One algorithm for music visualiztion is the Constant-Q Transform. The CQT can identify individual notes. This project utilizes the specific algorithm described in this paper by Brown and Puckette to extract frequency content in a more appropriate way than the standard FFT.
The goal of the Constant-Q transform is to maintain a constant ratio, Q, between the frequency of a DFT bin and the frequency to the next DFT bin (f/delta). With the standard DFT, this ratio is proportional to frequency because the bin spacing is constant. A constant spacing ratio makes geometrically spaced bins, matching the geometric spacing of notes.

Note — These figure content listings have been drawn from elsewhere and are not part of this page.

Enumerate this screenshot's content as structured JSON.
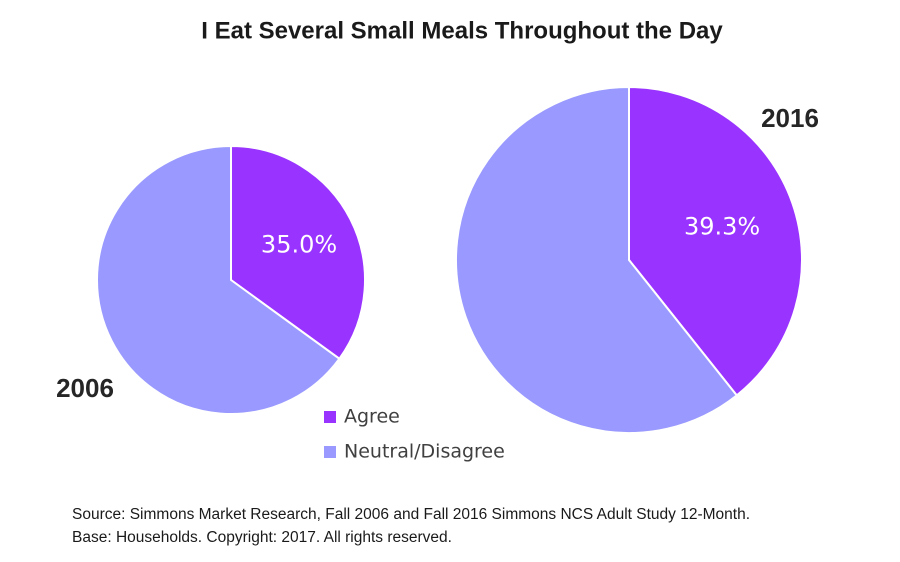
{
  "title": "I Eat Several Small Meals Throughout the Day",
  "source": [
    "Source:  Simmons Market Research, Fall 2006 and Fall 2016 Simmons NCS Adult Study 12-Month.",
    "Base:  Households.  Copyright:  2017.  All rights reserved."
  ],
  "chart_data": [
    {
      "type": "pie",
      "title": "2006",
      "categories": [
        "Agree",
        "Neutral/Disagree"
      ],
      "values": [
        35.0,
        65.0
      ],
      "value_labels": [
        "35.0%",
        null
      ],
      "colors": [
        "#9933ff",
        "#9999ff"
      ]
    },
    {
      "type": "pie",
      "title": "2016",
      "categories": [
        "Agree",
        "Neutral/Disagree"
      ],
      "values": [
        39.3,
        60.7
      ],
      "value_labels": [
        "39.3%",
        null
      ],
      "colors": [
        "#9933ff",
        "#9999ff"
      ]
    }
  ]
}
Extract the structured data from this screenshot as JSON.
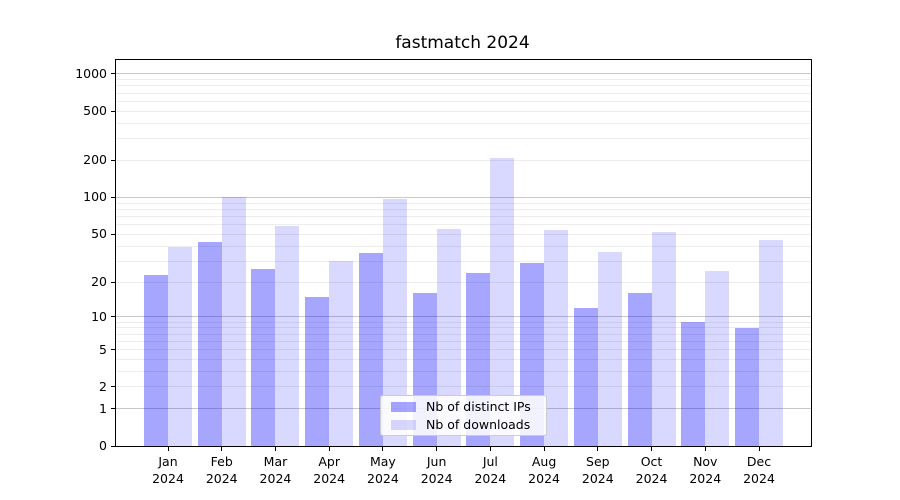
{
  "title": "fastmatch 2024",
  "chart_data": {
    "type": "bar",
    "title": "fastmatch 2024",
    "categories": [
      "Jan 2024",
      "Feb 2024",
      "Mar 2024",
      "Apr 2024",
      "May 2024",
      "Jun 2024",
      "Jul 2024",
      "Aug 2024",
      "Sep 2024",
      "Oct 2024",
      "Nov 2024",
      "Dec 2024"
    ],
    "series": [
      {
        "name": "Nb of distinct IPs",
        "color": "rgba(0,0,255,0.35)",
        "values": [
          23,
          43,
          26,
          15,
          35,
          16,
          24,
          29,
          12,
          16,
          9,
          8
        ]
      },
      {
        "name": "Nb of downloads",
        "color": "rgba(0,0,255,0.15)",
        "values": [
          39,
          100,
          58,
          30,
          97,
          55,
          210,
          54,
          36,
          52,
          25,
          45
        ]
      }
    ],
    "xlabel": "",
    "ylabel": "",
    "yscale": "log1p",
    "y_ticks": [
      0,
      1,
      2,
      5,
      10,
      20,
      50,
      100,
      200,
      500,
      1000
    ],
    "ylim": [
      0,
      1300
    ],
    "grid": "on",
    "legend_position": "lower center",
    "colors": {
      "bar_distinct_ips": "rgba(0,0,255,0.35)",
      "bar_downloads": "rgba(0,0,255,0.15)",
      "major_gridline": "#c9c9c9",
      "minor_gridline": "#ededed",
      "spine": "#000000"
    }
  }
}
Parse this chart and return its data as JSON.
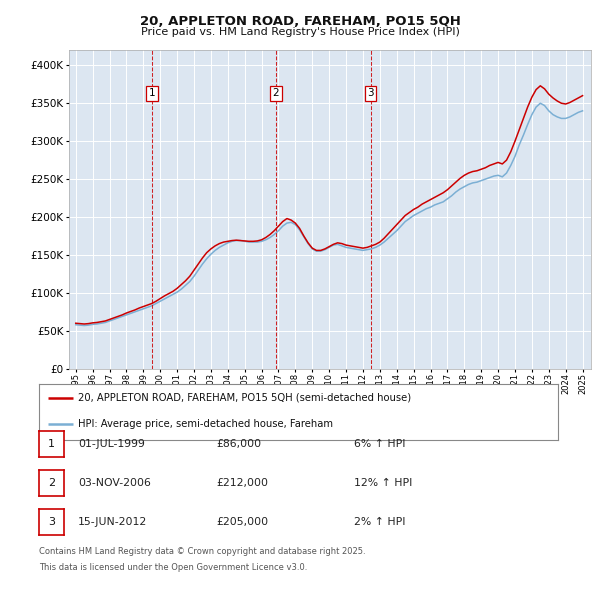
{
  "title": "20, APPLETON ROAD, FAREHAM, PO15 5QH",
  "subtitle": "Price paid vs. HM Land Registry's House Price Index (HPI)",
  "ytick_values": [
    0,
    50000,
    100000,
    150000,
    200000,
    250000,
    300000,
    350000,
    400000
  ],
  "ylim": [
    0,
    420000
  ],
  "xlim_start": 1994.6,
  "xlim_end": 2025.5,
  "plot_bg_color": "#dce6f1",
  "grid_color": "#ffffff",
  "red_color": "#cc0000",
  "blue_color": "#7bafd4",
  "transactions": [
    {
      "num": 1,
      "date": "01-JUL-1999",
      "year": 1999.5,
      "price": 86000,
      "hpi_pct": "6%"
    },
    {
      "num": 2,
      "date": "03-NOV-2006",
      "year": 2006.83,
      "price": 212000,
      "hpi_pct": "12%"
    },
    {
      "num": 3,
      "date": "15-JUN-2012",
      "year": 2012.45,
      "price": 205000,
      "hpi_pct": "2%"
    }
  ],
  "legend_line1": "20, APPLETON ROAD, FAREHAM, PO15 5QH (semi-detached house)",
  "legend_line2": "HPI: Average price, semi-detached house, Fareham",
  "footnote_line1": "Contains HM Land Registry data © Crown copyright and database right 2025.",
  "footnote_line2": "This data is licensed under the Open Government Licence v3.0.",
  "hpi_data_x": [
    1995.0,
    1995.25,
    1995.5,
    1995.75,
    1996.0,
    1996.25,
    1996.5,
    1996.75,
    1997.0,
    1997.25,
    1997.5,
    1997.75,
    1998.0,
    1998.25,
    1998.5,
    1998.75,
    1999.0,
    1999.25,
    1999.5,
    1999.75,
    2000.0,
    2000.25,
    2000.5,
    2000.75,
    2001.0,
    2001.25,
    2001.5,
    2001.75,
    2002.0,
    2002.25,
    2002.5,
    2002.75,
    2003.0,
    2003.25,
    2003.5,
    2003.75,
    2004.0,
    2004.25,
    2004.5,
    2004.75,
    2005.0,
    2005.25,
    2005.5,
    2005.75,
    2006.0,
    2006.25,
    2006.5,
    2006.75,
    2007.0,
    2007.25,
    2007.5,
    2007.75,
    2008.0,
    2008.25,
    2008.5,
    2008.75,
    2009.0,
    2009.25,
    2009.5,
    2009.75,
    2010.0,
    2010.25,
    2010.5,
    2010.75,
    2011.0,
    2011.25,
    2011.5,
    2011.75,
    2012.0,
    2012.25,
    2012.5,
    2012.75,
    2013.0,
    2013.25,
    2013.5,
    2013.75,
    2014.0,
    2014.25,
    2014.5,
    2014.75,
    2015.0,
    2015.25,
    2015.5,
    2015.75,
    2016.0,
    2016.25,
    2016.5,
    2016.75,
    2017.0,
    2017.25,
    2017.5,
    2017.75,
    2018.0,
    2018.25,
    2018.5,
    2018.75,
    2019.0,
    2019.25,
    2019.5,
    2019.75,
    2020.0,
    2020.25,
    2020.5,
    2020.75,
    2021.0,
    2021.25,
    2021.5,
    2021.75,
    2022.0,
    2022.25,
    2022.5,
    2022.75,
    2023.0,
    2023.25,
    2023.5,
    2023.75,
    2024.0,
    2024.25,
    2024.5,
    2024.75,
    2025.0
  ],
  "hpi_data_y": [
    58000,
    57500,
    57000,
    57500,
    58500,
    59000,
    60000,
    61000,
    63000,
    65000,
    67000,
    69000,
    71000,
    73000,
    75000,
    77000,
    79000,
    81000,
    83000,
    86000,
    89000,
    92000,
    95000,
    98000,
    101000,
    105000,
    110000,
    115000,
    122000,
    130000,
    138000,
    145000,
    151000,
    156000,
    160000,
    163000,
    166000,
    168000,
    169000,
    169000,
    168000,
    167000,
    167000,
    167000,
    168000,
    170000,
    173000,
    177000,
    182000,
    188000,
    192000,
    193000,
    190000,
    183000,
    174000,
    165000,
    158000,
    155000,
    155000,
    157000,
    160000,
    163000,
    164000,
    162000,
    160000,
    159000,
    158000,
    157000,
    156000,
    157000,
    158000,
    160000,
    163000,
    167000,
    172000,
    177000,
    182000,
    188000,
    194000,
    198000,
    202000,
    205000,
    208000,
    211000,
    213000,
    216000,
    218000,
    220000,
    224000,
    228000,
    233000,
    237000,
    240000,
    243000,
    245000,
    246000,
    248000,
    250000,
    252000,
    254000,
    255000,
    253000,
    258000,
    268000,
    280000,
    295000,
    308000,
    322000,
    335000,
    345000,
    350000,
    347000,
    340000,
    335000,
    332000,
    330000,
    330000,
    332000,
    335000,
    338000,
    340000
  ],
  "price_data_x": [
    1995.0,
    1995.25,
    1995.5,
    1995.75,
    1996.0,
    1996.25,
    1996.5,
    1996.75,
    1997.0,
    1997.25,
    1997.5,
    1997.75,
    1998.0,
    1998.25,
    1998.5,
    1998.75,
    1999.0,
    1999.25,
    1999.5,
    1999.75,
    2000.0,
    2000.25,
    2000.5,
    2000.75,
    2001.0,
    2001.25,
    2001.5,
    2001.75,
    2002.0,
    2002.25,
    2002.5,
    2002.75,
    2003.0,
    2003.25,
    2003.5,
    2003.75,
    2004.0,
    2004.25,
    2004.5,
    2004.75,
    2005.0,
    2005.25,
    2005.5,
    2005.75,
    2006.0,
    2006.25,
    2006.5,
    2006.75,
    2007.0,
    2007.25,
    2007.5,
    2007.75,
    2008.0,
    2008.25,
    2008.5,
    2008.75,
    2009.0,
    2009.25,
    2009.5,
    2009.75,
    2010.0,
    2010.25,
    2010.5,
    2010.75,
    2011.0,
    2011.25,
    2011.5,
    2011.75,
    2012.0,
    2012.25,
    2012.5,
    2012.75,
    2013.0,
    2013.25,
    2013.5,
    2013.75,
    2014.0,
    2014.25,
    2014.5,
    2014.75,
    2015.0,
    2015.25,
    2015.5,
    2015.75,
    2016.0,
    2016.25,
    2016.5,
    2016.75,
    2017.0,
    2017.25,
    2017.5,
    2017.75,
    2018.0,
    2018.25,
    2018.5,
    2018.75,
    2019.0,
    2019.25,
    2019.5,
    2019.75,
    2020.0,
    2020.25,
    2020.5,
    2020.75,
    2021.0,
    2021.25,
    2021.5,
    2021.75,
    2022.0,
    2022.25,
    2022.5,
    2022.75,
    2023.0,
    2023.25,
    2023.5,
    2023.75,
    2024.0,
    2024.25,
    2024.5,
    2024.75,
    2025.0
  ],
  "price_data_y": [
    60000,
    59500,
    59000,
    59500,
    60500,
    61000,
    62000,
    63000,
    65000,
    67000,
    69000,
    71000,
    73500,
    75500,
    77500,
    80000,
    82000,
    84000,
    86000,
    89000,
    92500,
    96000,
    99000,
    102000,
    106000,
    111000,
    116000,
    122000,
    130000,
    138000,
    146000,
    153000,
    158000,
    162000,
    165000,
    167000,
    168000,
    169000,
    169500,
    169000,
    168500,
    168000,
    168000,
    168500,
    170000,
    173000,
    177000,
    182000,
    188000,
    194000,
    198000,
    196000,
    192000,
    185000,
    175000,
    166000,
    159000,
    156000,
    156000,
    158000,
    161000,
    164000,
    166000,
    165000,
    163000,
    162000,
    161000,
    160000,
    159000,
    160000,
    162000,
    164000,
    167000,
    172000,
    178000,
    184000,
    190000,
    196000,
    202000,
    206000,
    210000,
    213000,
    217000,
    220000,
    223000,
    226000,
    229000,
    232000,
    236000,
    241000,
    246000,
    251000,
    255000,
    258000,
    260000,
    261000,
    263000,
    265000,
    268000,
    270000,
    272000,
    270000,
    275000,
    286000,
    300000,
    315000,
    330000,
    345000,
    358000,
    368000,
    373000,
    369000,
    362000,
    357000,
    353000,
    350000,
    349000,
    351000,
    354000,
    357000,
    360000
  ]
}
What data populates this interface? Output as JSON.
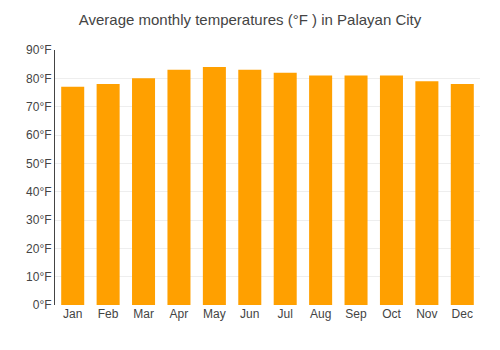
{
  "chart_data": {
    "type": "bar",
    "title": "Average monthly temperatures (°F ) in Palayan City",
    "categories": [
      "Jan",
      "Feb",
      "Mar",
      "Apr",
      "May",
      "Jun",
      "Jul",
      "Aug",
      "Sep",
      "Oct",
      "Nov",
      "Dec"
    ],
    "values": [
      77,
      78,
      80,
      83,
      84,
      83,
      82,
      81,
      81,
      81,
      79,
      78
    ],
    "color": "#FFA000",
    "ylim": [
      0,
      90
    ],
    "yticks": [
      {
        "value": 0,
        "label": "0°F"
      },
      {
        "value": 10,
        "label": "10°F"
      },
      {
        "value": 20,
        "label": "20°F"
      },
      {
        "value": 30,
        "label": "30°F"
      },
      {
        "value": 40,
        "label": "40°F"
      },
      {
        "value": 50,
        "label": "50°F"
      },
      {
        "value": 60,
        "label": "60°F"
      },
      {
        "value": 70,
        "label": "70°F"
      },
      {
        "value": 80,
        "label": "80°F"
      },
      {
        "value": 90,
        "label": "90°F"
      }
    ],
    "grid": true
  }
}
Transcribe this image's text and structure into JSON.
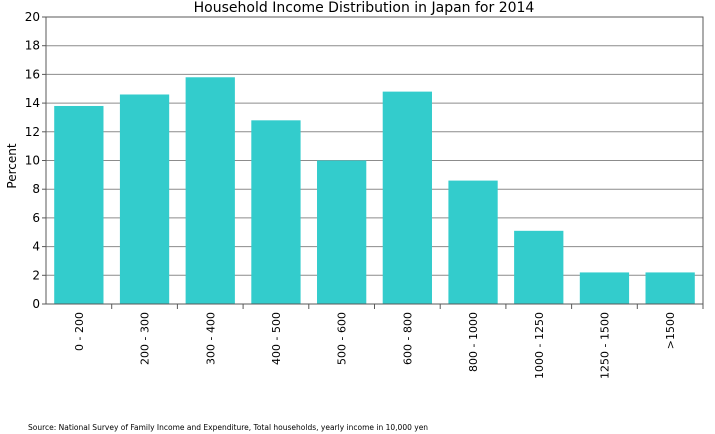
{
  "chart_data": {
    "type": "bar",
    "title": "Household Income Distribution in Japan for 2014",
    "xlabel": "",
    "ylabel": "Percent",
    "ylim": [
      0,
      20
    ],
    "yticks": [
      0,
      2,
      4,
      6,
      8,
      10,
      12,
      14,
      16,
      18,
      20
    ],
    "grid": true,
    "categories": [
      "0 - 200",
      "200 - 300",
      "300 - 400",
      "400 - 500",
      "500 - 600",
      "600 - 800",
      "800 - 1000",
      "1000 - 1250",
      "1250 - 1500",
      ">1500"
    ],
    "values": [
      13.8,
      14.6,
      15.8,
      12.8,
      10.0,
      14.8,
      8.6,
      5.1,
      2.2,
      2.2
    ],
    "bar_color": "#33cccc",
    "source": "Source: National Survey of Family Income and Expenditure, Total households, yearly income in 10,000 yen"
  }
}
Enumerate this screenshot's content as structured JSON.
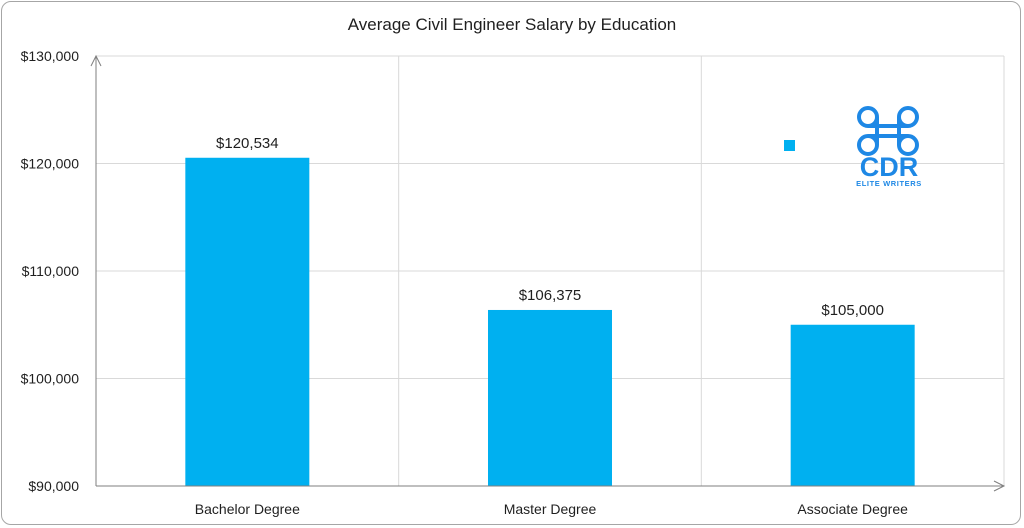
{
  "colors": {
    "bar": "#00b0f0",
    "grid": "#d9d9d9",
    "axis": "#7f7f7f",
    "logo": "#1e88e5"
  },
  "chart_data": {
    "type": "bar",
    "title": "Average Civil Engineer Salary by Education",
    "categories": [
      "Bachelor Degree",
      "Master Degree",
      "Associate Degree"
    ],
    "values": [
      120534,
      106375,
      105000
    ],
    "value_labels": [
      "$120,534",
      "$106,375",
      "$105,000"
    ],
    "ylim": [
      90000,
      130000
    ],
    "yticks": [
      90000,
      100000,
      110000,
      120000,
      130000
    ],
    "ytick_labels": [
      "$90,000",
      "$100,000",
      "$110,000",
      "$120,000",
      "$130,000"
    ],
    "xlabel": "",
    "ylabel": "",
    "grid": true,
    "legend": "none"
  },
  "logo": {
    "mark_text": "CDR",
    "tagline": "ELITE WRITERS"
  }
}
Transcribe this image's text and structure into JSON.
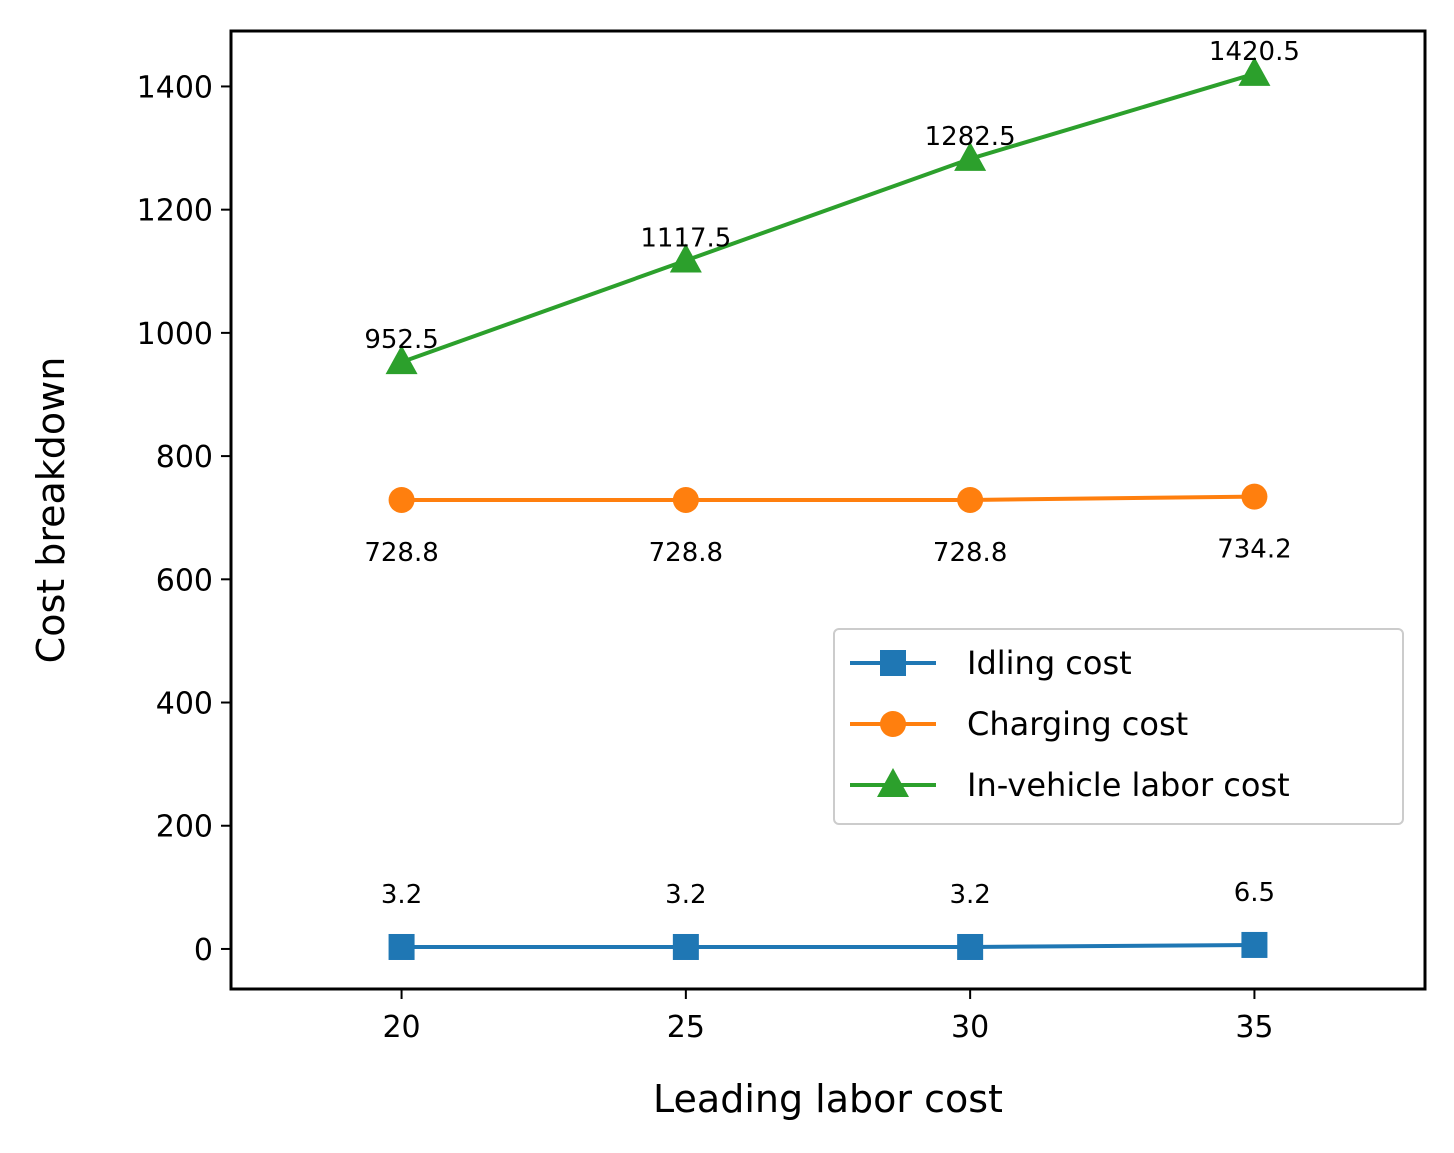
{
  "chart_data": {
    "type": "line",
    "title": "",
    "xlabel": "Leading labor cost",
    "ylabel": "Cost breakdown",
    "x": [
      20,
      25,
      30,
      35
    ],
    "xlim": [
      17,
      38
    ],
    "ylim": [
      -65,
      1490
    ],
    "xticks": [
      20,
      25,
      30,
      35
    ],
    "yticks": [
      0,
      200,
      400,
      600,
      800,
      1000,
      1200,
      1400
    ],
    "grid": false,
    "legend_position": "lower-right",
    "series": [
      {
        "name": "Idling cost",
        "values": [
          3.2,
          3.2,
          3.2,
          6.5
        ],
        "labels": [
          "3.2",
          "3.2",
          "3.2",
          "6.5"
        ],
        "color": "#1f77b4",
        "marker": "square",
        "label_position": "above"
      },
      {
        "name": "Charging cost",
        "values": [
          728.8,
          728.8,
          728.8,
          734.2
        ],
        "labels": [
          "728.8",
          "728.8",
          "728.8",
          "734.2"
        ],
        "color": "#ff7f0e",
        "marker": "circle",
        "label_position": "below"
      },
      {
        "name": "In-vehicle labor cost",
        "values": [
          952.5,
          1117.5,
          1282.5,
          1420.5
        ],
        "labels": [
          "952.5",
          "1117.5",
          "1282.5",
          "1420.5"
        ],
        "color": "#2ca02c",
        "marker": "triangle",
        "label_position": "above"
      }
    ]
  }
}
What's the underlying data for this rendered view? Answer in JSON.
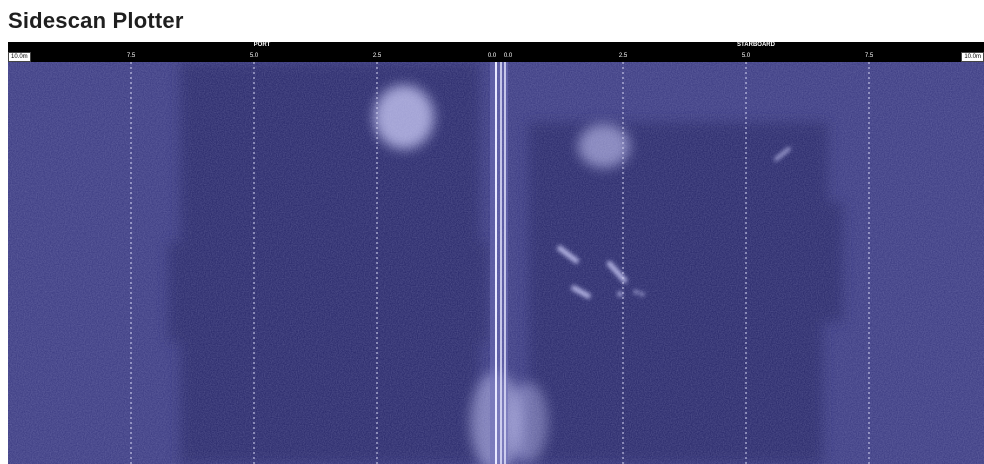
{
  "window": {
    "title": "Sidescan Plotter"
  },
  "scale": {
    "port_label": "PORT",
    "starboard_label": "STARBOARD",
    "left_range": "10.0m",
    "right_range": "10.0m",
    "port_ticks": [
      "7.5",
      "5.0",
      "2.5",
      "0.0"
    ],
    "starboard_ticks": [
      "0.0",
      "2.5",
      "5.0",
      "7.5"
    ]
  },
  "sonar": {
    "colors": {
      "background": "#3f3f85",
      "dark_band": "#2c2c6a",
      "gridline": "#d9d9f5",
      "nadir": "#e8e8ff",
      "highlight": "#b7b7e6"
    }
  }
}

The main insight of the paper mentioned above is that Parseval's Identity can be applied to the definition of the CQT, which means the FFT can be used to speed up computation.
A sliding window of 16384
samples moves 1024
samples at a time, and the CQT is taken of the window each time it advances. To decrease the minimum frequency by an octave, the window must double in size. This is necessary to maintain the constant frequency resolution.
- Only
*.wav
files are supported currently, should find a way to support*.mp3
- Add functionality to change songs, pause, play, skip (i.e. turn this into a music player that shows the spectrum)
- Add on the fly changes to the CQT (e.g. change the frequency bounds)
- Rewrite the transform code in C++ for easy portability to a microcontroller (I want to make this into hardware at some point!)